Wednesday, August 17, 2011

Anna and the new middle class: Why UPA doesn’t get it


Anna and the new middle class: Why UPA doesn’t get it
If there is one thing the last few weeks have disproved, it is that politics-as-usual will return once Anna & Co are seen off.
Nothing of the kind will happen — at least in middle class, urban India. Anna Hazares may come and go, but the forces behind him will remain. Our intelligentsia seems blind to this new reality of middle class power, which is different from the middle class of old.
Among other things, many newspaper editors have been lecturing Anna’s cohorts on constitutional niceties. Parliament, we are told, is supreme — as if we didn’t know. The Anna crowds on the streets know that, too, but don’t care.
Here’s what has changed.
The new middle class, which is the social base of Anna’s movement, knows that you can’t get anything done by being reasonable.
Just as the Dalits or OBCs get their reservations and caste-surveys done not by reasoned debate in parliament but through an exercise of street power, the new middle classes have learnt that you get what you want when you are unreasonable enough. This is why they think it is perfectly legitimate for Anna to fast to get his Jan Lokpal Bill.
The second thing that has changed is the demography. In 2004, the NDA lost by prematurely raising the slogan of India Shining. A lot of India wasn’t shining then, and the Congress capitalised on it by telling the poor that the NDA didn’t care for them.
Seven years of hyper growth under the UPA have actually brought India Shining closer to reality. India is now one-third urban, according to the 2011 census. The urban middle class is more worried about getting things done than dabbling in politics. It has only contempt for politicians. Anna works for them because he has the same contempt for regular politicians.
The new middle class will back the Bill just because it promises to put the fear of god into netas and babus. This is something close to its heart. AFP Photo
Not only that. In these seven years of UPA rule, India’s GDP has nearly doubled. So has urban income. We will be a $2 trillion dollar economy this year. The new middle class has discovered its spending power and wants goods and services made to order. Politics, for it, is not about democracy and constitutionalism. It is about delivering governance – even if it means electing CEOs to run cities rather than mayors and politicos.

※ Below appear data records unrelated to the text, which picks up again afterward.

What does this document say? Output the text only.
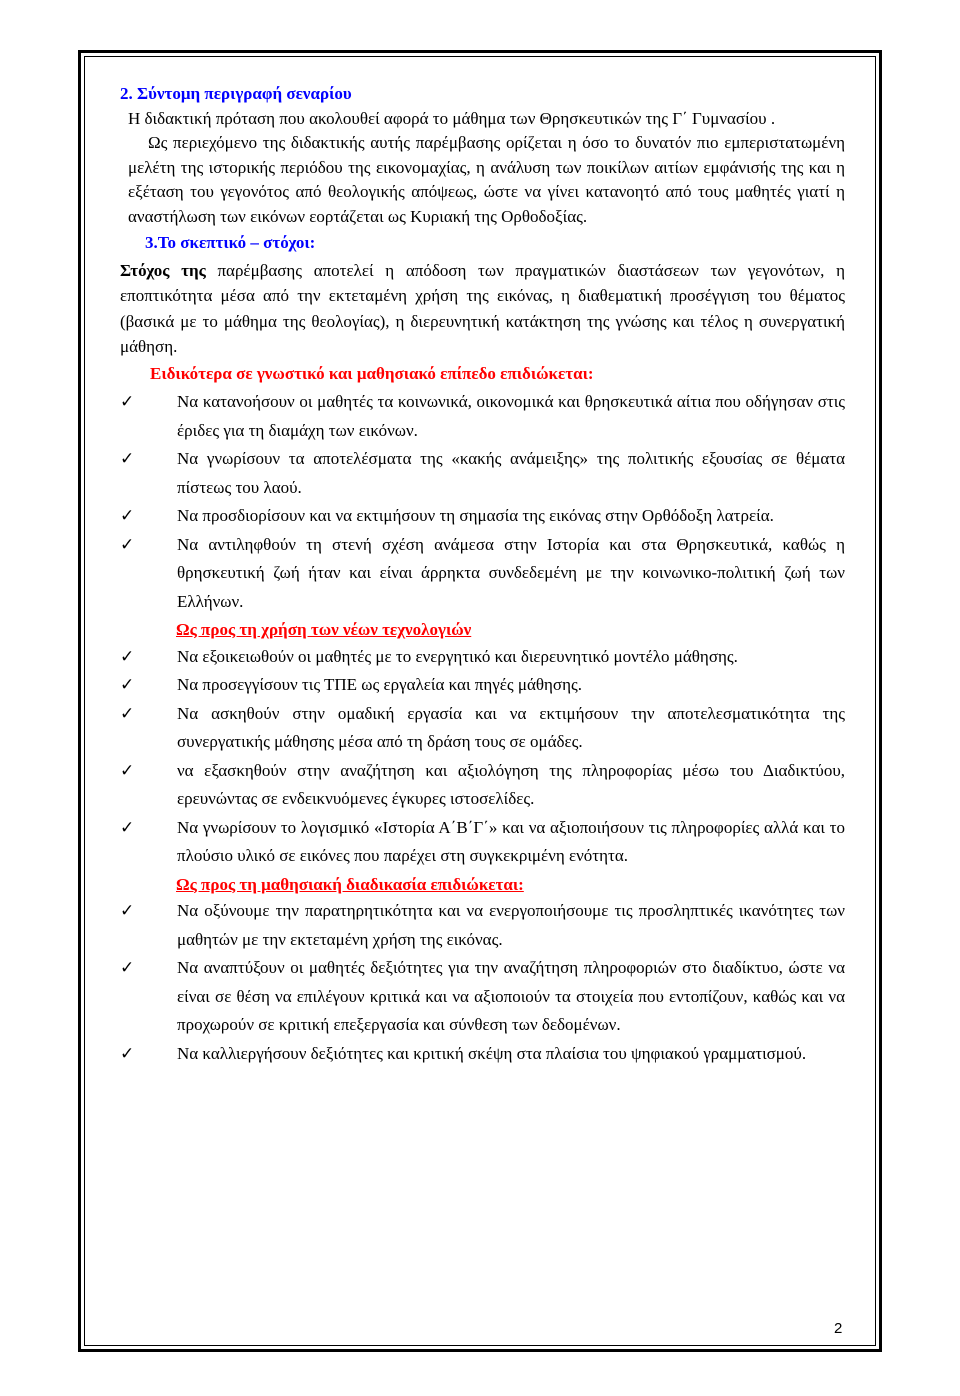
2. Σύντομη περιγραφή σεναρίου

Η διδακτική πρόταση που ακολουθεί αφορά το μάθημα των Θρησκευτικών της Γ΄ Γυμνασίου .

Ως περιεχόμενο της διδακτικής αυτής παρέμβασης ορίζεται η όσο το δυνατόν πιο εμπεριστατωμένη μελέτη της ιστορικής περιόδου της εικονομαχίας, η ανάλυση των ποικίλων αιτίων εμφάνισής της και η εξέταση του γεγονότος από θεολογικής απόψεως, ώστε να γίνει κατανοητό από τους μαθητές γιατί η αναστήλωση των εικόνων εορτάζεται ως Κυριακή της Ορθοδοξίας.

3.Το σκεπτικό – στόχοι:

Στόχος της παρέμβασης αποτελεί η απόδοση των πραγματικών διαστάσεων των γεγονότων, η εποπτικότητα μέσα από την εκτεταμένη χρήση της εικόνας, η διαθεματική προσέγγιση του θέματος (βασικά με το μάθημα της θεολογίας), η διερευνητική κατάκτηση της γνώσης και τέλος η συνεργατική μάθηση.

Ειδικότερα σε γνωστικό και μαθησιακό επίπεδο επιδιώκεται:

✓	Να κατανοήσουν οι μαθητές τα κοινωνικά, οικονομικά και θρησκευτικά αίτια που οδήγησαν στις έριδες για τη διαμάχη των εικόνων.
✓	Να γνωρίσουν τα αποτελέσματα της «κακής ανάμειξης» της πολιτικής εξουσίας σε θέματα πίστεως του λαού.
✓	Να προσδιορίσουν και να εκτιμήσουν τη σημασία της εικόνας στην Ορθόδοξη λατρεία.
✓	Να αντιληφθούν τη στενή σχέση ανάμεσα στην Ιστορία και στα Θρησκευτικά, καθώς η θρησκευτική ζωή ήταν και είναι άρρηκτα συνδεδεμένη με την κοινωνικο-πολιτική ζωή των Ελλήνων.

Ως προς τη χρήση των νέων τεχνολογιών

✓	Να εξοικειωθούν οι μαθητές με το ενεργητικό και διερευνητικό μοντέλο μάθησης.
✓	Να προσεγγίσουν τις ΤΠΕ ως εργαλεία και πηγές μάθησης.
✓	Να ασκηθούν στην ομαδική εργασία και να εκτιμήσουν την αποτελεσματικότητα της συνεργατικής μάθησης μέσα από τη δράση τους σε ομάδες.
✓	να εξασκηθούν στην αναζήτηση και αξιολόγηση της πληροφορίας μέσω του Διαδικτύου, ερευνώντας σε ενδεικνυόμενες έγκυρες ιστοσελίδες.
✓	Να γνωρίσουν το λογισμικό «Ιστορία Α΄Β΄Γ΄» και να αξιοποιήσουν τις πληροφορίες αλλά και το πλούσιο υλικό σε εικόνες που παρέχει στη συγκεκριμένη ενότητα.

Ως προς τη μαθησιακή διαδικασία επιδιώκεται:

✓	Να οξύνουμε την παρατηρητικότητα και να ενεργοποιήσουμε τις προσληπτικές ικανότητες των μαθητών με την εκτεταμένη χρήση της εικόνας.
✓	Να αναπτύξουν οι μαθητές δεξιότητες για την αναζήτηση πληροφοριών στο διαδίκτυο, ώστε να είναι σε θέση να επιλέγουν κριτικά και να αξιοποιούν τα στοιχεία που εντοπίζουν, καθώς και να προχωρούν σε κριτική επεξεργασία και σύνθεση των δεδομένων.
✓	Να καλλιεργήσουν δεξιότητες και κριτική σκέψη στα πλαίσια του ψηφιακού γραμματισμού.
2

Third, the new middle class is impatient and self-obsessed. It is the ATM generation, where you put in your card and get your money. It does not believe in negotiating with people, with bureaucracy, and with the political establishment.
Corruption and bribery are obstacles to its progress. This is why it is backing the Jan Lokpal Bill. It may not know anything about the Bill’s specifics, or the Draconian nature of the Hazare version of it. But it will back the Bill just because it promises to put the fear of god into netas and babus. This is something close to its heart.
Fourth, this middle class has a consumerist view of democracy. It will vote if voting is made easier. Its ideal of democracy is something you can give your opinion on through a website poll or a tweet or a Facebook post. It will not go out to vote; but it will vote regularly – and like crazy – if we get e-democracy, where every voter can vote from the comfort of his home.
Five, the new middle class is a product of the decline of the public sector and the rise of the modern private sector. “The pre-liberalisation middle class was typically from professions that grew around the state – such as lawyering, accountancy, medicine and, of course, government service,” says Vinay Sitapati in The Indian Express. But the new middle class is predominantly the creation of private sector expansion — whether it is in software or financial services or whatever.
The new middle class is here to stay, and it will only grow. First in the metros, then the mini metros and, finally, the other towns of India.
The UPA has failed to realise that this new middle class has grown out of the Manmohan Singh reforms of 1991-92, and the turbo-charged growth of the last seven years of UPA rule in 2004-11. It is now deeply disappointed to find that their old hero is now a zero as PM. He does not connect with their aspirations.
Footnote to Anna: This new middle class cannot be taken for granted. It can dump you as easily as it has raised you on its shoulders.